Through its laws, our nation acknowledges certain human rights for every
citizen. Religious liberty is a right bestowed on all, the nonreligious as well
as the religious. Public schools are first and foremost models of the nation’s
charter. Their educators are leaders of institutions established by the people
through their government. They are required to represent the civic
framework. For most students, it is their public schools that mold their
conceptions of citizenship.
Public education is for all students. The schools are to be places where
people of every faith and no faith are treated with fairness and respect. This
is the ideal put forth by the 3Rs (rights, responsibility, respect) approach to
the just handling of religion in public school classrooms and programs.

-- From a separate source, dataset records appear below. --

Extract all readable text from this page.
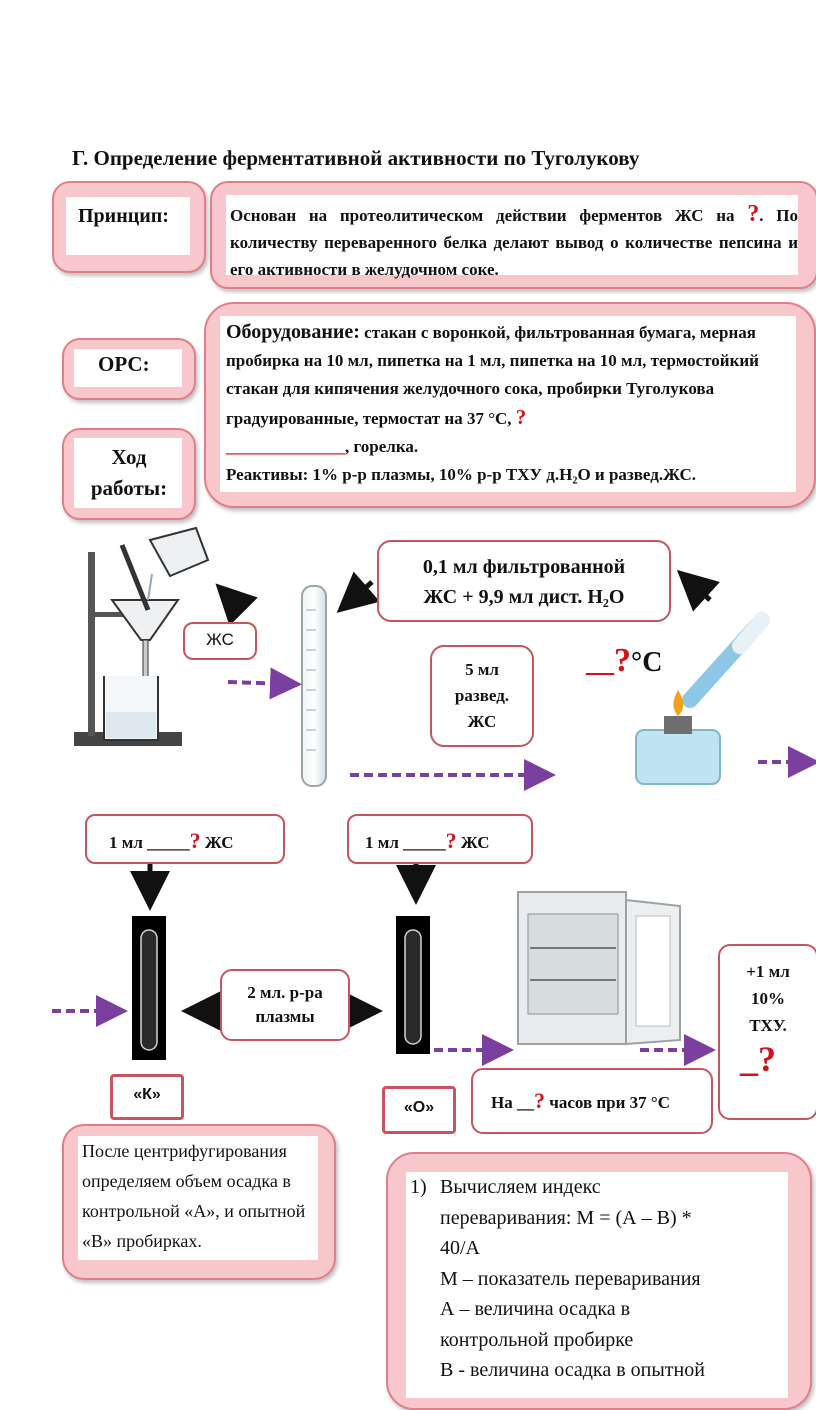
Г. Определение ферментативной активности по Туголукову
Принцип:	Основан на протеолитическом действии ферментов ЖС на ?. По количеству переваренного белка делают вывод о количестве пепсина и его активности в желудочном соке.
ОРС:
Ход
работы:
Оборудование: стакан с воронкой, фильтрованная бумага, мерная пробирка на 10 мл, пипетка на 1 мл, пипетка на 10 мл, термостойкий стакан для кипячения желудочного сока, пробирки Туголукова градуированные, термостат на 37 °С, ?
______________, горелка.
Реактивы: 1% р-р плазмы, 10% р-р ТХУ д.Н₂О и развед.ЖС.
ЖС
0,1 мл фильтрованной
ЖС + 9,9 мл дист. Н₂О
5 мл
развед.
ЖС
__?°С
1 мл _____? ЖС	1 мл _____? ЖС
2 мл. р-ра
плазмы
+1 мл
10%
ТХУ.
_?
«К»
«О»	На __? часов при 37 °С
После центрифугирования определяем объем осадка в контрольной «А», и опытной «В» пробирках.
1) Вычисляем индекс
переваривания: М = (А – В) *
40/А
М – показатель переваривания
А – величина осадка в
контрольной пробирке
В - величина осадка в опытной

Teachers owe to all children they teach equitable consideration,
acknowledging each as an individual who is fully free to hold to his or her
individual faith conviction or belief of conscience.
In the school society, a person who has a particular worldview is to be
neither outsider nor insider. Everyone is to be in full a member of the
community. No one is to be favored because of personally held worldview
beliefs. No one is frowned upon or shunned due to their beliefs of
Classroom teachers impart an image to students of how America looks
upon its citizens’ religious freedom. In a conducive classroom atmosphere,
youngsters can learn to respect their classmates’ freedom to have and
maintain individuality of conscience with regard to ultimate beliefs and
Professional educators must attempt to respond to diverse outlooks in an
impartial and academic manner. This stance accords the same respect and
consideration to those children who abide by unusual or unfamiliar faith
systems, and to those who may reject all faiths, as is given to youngsters
who share the teacher’s outlook or who adhere to conventional belief
systems familiar to the teacher.
Corrections and comments invited. [last modified: 8/31/04]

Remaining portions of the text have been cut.